Experience aesthetic principles and physical laws 

A shadow theater encourages children to perform plays they have themselves dreamed up. The color tunnel then leads visitors upstairs, where the color lighthouse marks the start of a series of elaborately designed rooms. In the Slotting Room, the Light-and-Shadow Room, the Mirror Room and the Folding Room, it’s all about a hands-on experience trying things out. In graphic terms, the figures created by Christian Bitenc (again combinations of shapes, colors and structures) allude to the rooms’ respective functions. All of this blends harmoniously into the SCHIRN – whose only permanent installation is thus the MINISCHIRN.

Photo: Norbert Miguletz

Children who visit the MINISCHIRN can playfully experience aesthetic principles and physical laws. The emphasis is on their needs, and they alone define the speed in which they make their discoveries. Soon after the MINISCHIRN opened, the successful concept of gaining insights hands-on won countless awards, combining experience and insights. 

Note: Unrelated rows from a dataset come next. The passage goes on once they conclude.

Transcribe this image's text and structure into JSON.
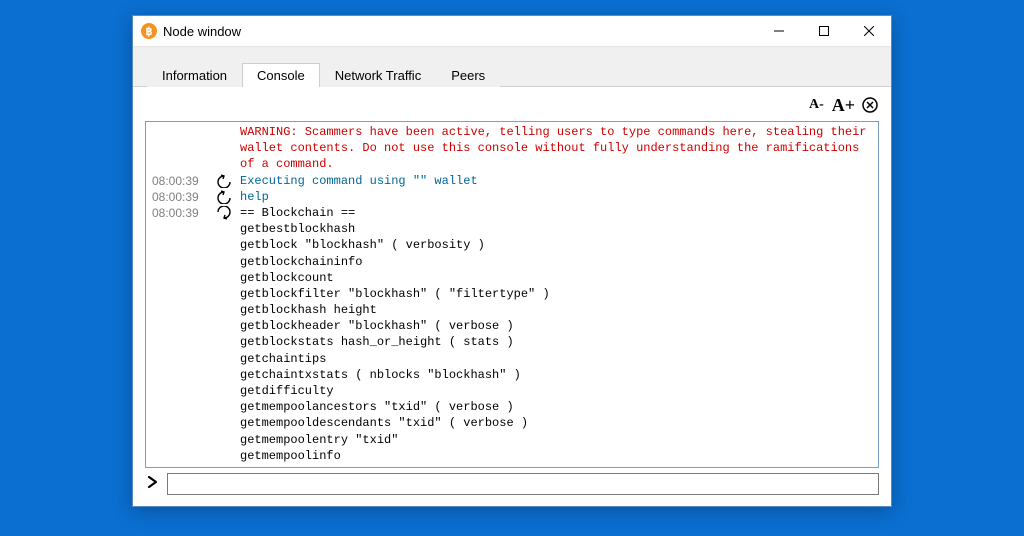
{
  "window": {
    "title": "Node window"
  },
  "tabs": [
    {
      "label": "Information"
    },
    {
      "label": "Console"
    },
    {
      "label": "Network Traffic"
    },
    {
      "label": "Peers"
    }
  ],
  "active_tab": 1,
  "font_controls": {
    "decrease": "A-",
    "increase": "A+"
  },
  "console": {
    "warning": "WARNING: Scammers have been active, telling users to type commands here, stealing their wallet contents. Do not use this console without fully understanding the ramifications of a command.",
    "entries": [
      {
        "ts": "08:00:39",
        "dir": "out",
        "text": "Executing command using \"\" wallet",
        "kind": "cmd"
      },
      {
        "ts": "08:00:39",
        "dir": "out",
        "text": "help",
        "kind": "cmd"
      },
      {
        "ts": "08:00:39",
        "dir": "in",
        "text": "== Blockchain ==\ngetbestblockhash\ngetblock \"blockhash\" ( verbosity )\ngetblockchaininfo\ngetblockcount\ngetblockfilter \"blockhash\" ( \"filtertype\" )\ngetblockhash height\ngetblockheader \"blockhash\" ( verbose )\ngetblockstats hash_or_height ( stats )\ngetchaintips\ngetchaintxstats ( nblocks \"blockhash\" )\ngetdifficulty\ngetmempoolancestors \"txid\" ( verbose )\ngetmempooldescendants \"txid\" ( verbose )\ngetmempoolentry \"txid\"\ngetmempoolinfo",
        "kind": "body"
      }
    ]
  },
  "input": {
    "value": "",
    "placeholder": ""
  }
}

Art is approached play­fully

It started with the 2015 Red Dot Award in the “Communications Design” category, the jury going on the record saying: „Inside a treehouse-like architecture, a play and learning trail offers a fun way to experience the ABC of creativity and art first-hand. Individual spatial installations and experimentation stations allow a physical experience of artistic strategies such as irritation or transformation. MINISCHIRN establishes a new format in Germany’s exhibition landscape: a permanent play and learning trail with a design that enables children to approach art independently.”

Photo: Norbert Miguletz

MINISCHIRN then won the Art Directors Club contest in the category “Kommunikation im Raum – Permanente Themenausstellung” and the golden CommAward in the category “Der Raum”. It went on to win the FAMAB Award bestowed by the eponymous association, which stated in explaining the prize that the “extremely unusual concept” and its careful focus on the target group enables the latter “to experiment with art and creativity, so that art is approached playfully”. 

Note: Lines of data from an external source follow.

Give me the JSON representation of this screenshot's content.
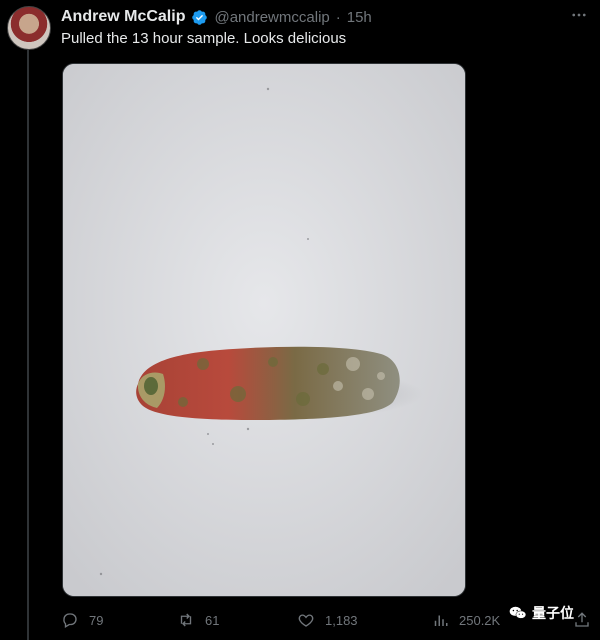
{
  "tweet": {
    "author_name": "Andrew McCalip",
    "handle": "@andrewmccalip",
    "separator": "·",
    "time": "15h",
    "text": "Pulled the 13 hour sample. Looks delicious"
  },
  "media": {
    "icon": "photo",
    "background_color": "#dcdde1",
    "subject_colors": [
      "#b84a3c",
      "#6d6a3d",
      "#9a9a8a"
    ]
  },
  "actions": {
    "replies": "79",
    "reposts": "61",
    "likes": "1,183",
    "views": "250.2K"
  },
  "watermark": {
    "text": "量子位"
  },
  "colors": {
    "verified": "#1d9bf0",
    "muted": "#71767b",
    "text": "#e7e9ea"
  }
}
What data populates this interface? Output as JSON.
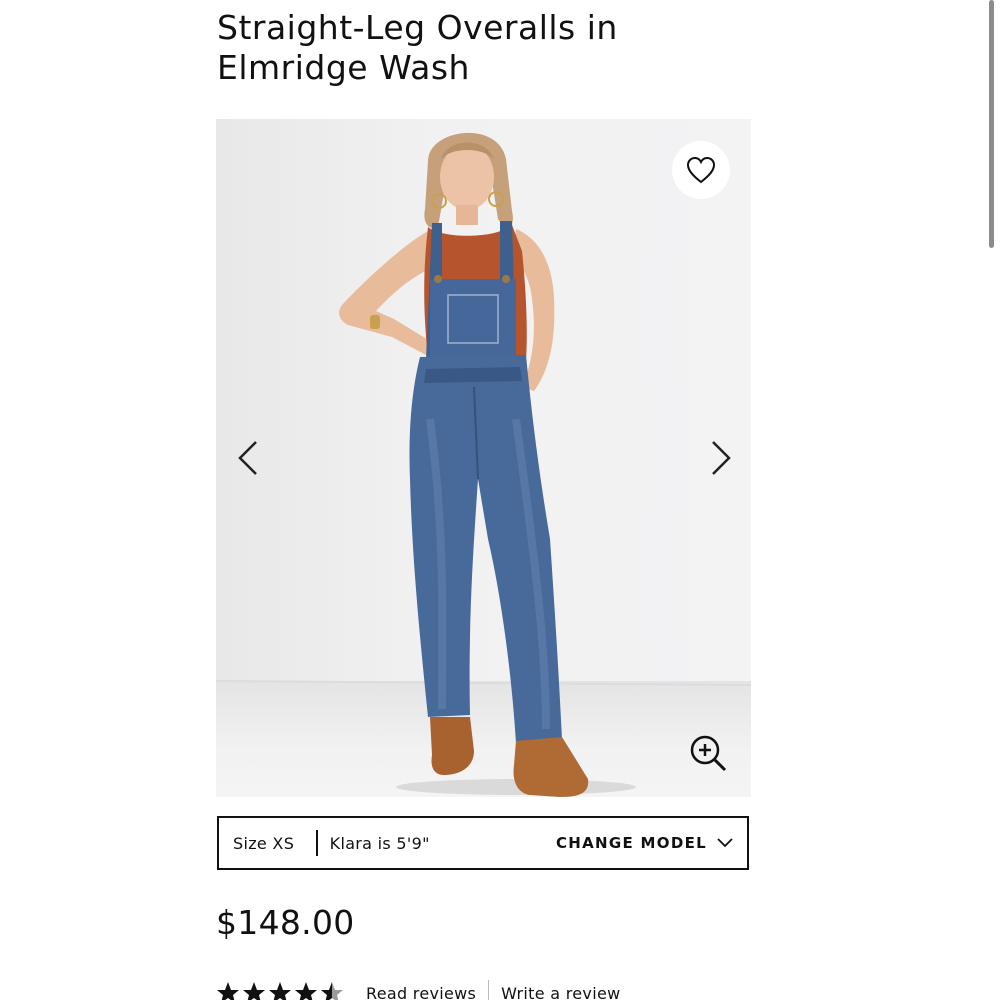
{
  "product": {
    "title": "Straight-Leg Overalls in Elmridge Wash",
    "price": "$148.00"
  },
  "gallery": {
    "image_subject": "model wearing denim overalls with rust tank top",
    "icons": {
      "favorite": "heart-icon",
      "previous": "chevron-left-icon",
      "next": "chevron-right-icon",
      "zoom": "zoom-in-icon"
    }
  },
  "model_info": {
    "size_label": "Size XS",
    "height_label": "Klara is 5'9\"",
    "change_model_label": "CHANGE MODEL",
    "change_icon": "chevron-down-icon"
  },
  "reviews": {
    "rating": 4.5,
    "rating_max": 5,
    "read_label": "Read reviews",
    "write_label": "Write a review"
  },
  "colors": {
    "text": "#111111",
    "denim": "#3f5f8c",
    "tank": "#b5542d",
    "background": "#ffffff"
  }
}
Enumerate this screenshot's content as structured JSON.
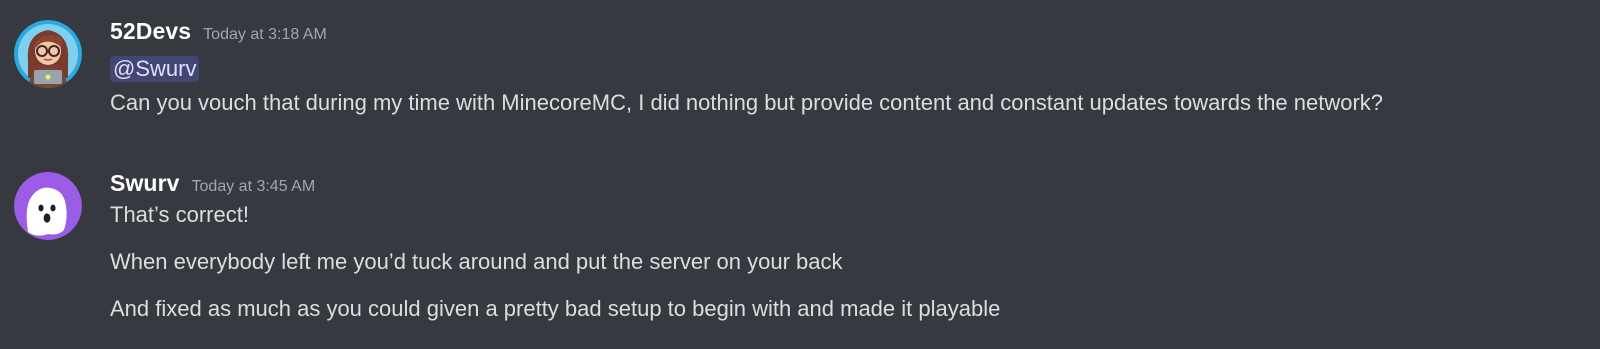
{
  "messages": [
    {
      "username": "52Devs",
      "timestamp": "Today at 3:18 AM",
      "avatar_icon": "girl-with-glasses-laptop-avatar",
      "mention": "@Swurv",
      "lines": [
        "Can you vouch that during my time with MinecoreMC, I did nothing but provide content and constant updates towards the network?"
      ]
    },
    {
      "username": "Swurv",
      "timestamp": "Today at 3:45 AM",
      "avatar_icon": "white-ghost-face-avatar",
      "lines": [
        "That’s correct!",
        "When everybody left me you’d tuck around and put the server on your back",
        "And fixed as much as you could given a pretty bad setup to begin with and made it playable"
      ]
    }
  ],
  "colors": {
    "background": "#36393f",
    "mention_bg": "#414675",
    "mention_text": "#dee0fc",
    "username": "#ffffff",
    "timestamp": "#a3a6aa",
    "message_text": "#dcddde",
    "avatar2_bg": "#9b5de5"
  }
}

And most recently it won the German Design Award 2016, with the MINISCHIRN picking up a Special Mention in the “Excellent Communications Design, Interior Architecture” category. Here, it was the architectural idea of the tree-house, the reduced and abstract formal vocabulary and the playful experience of creativity and art that convinced the jurors. 

What is most important, however, is the appeal the facility has had to the 400-plus kiddies groups and over 10,000 individual visitors that have flocked to the MINISCHIRN in the first year of its existence, some of them coming several times. It is they who show that the concept works successfully.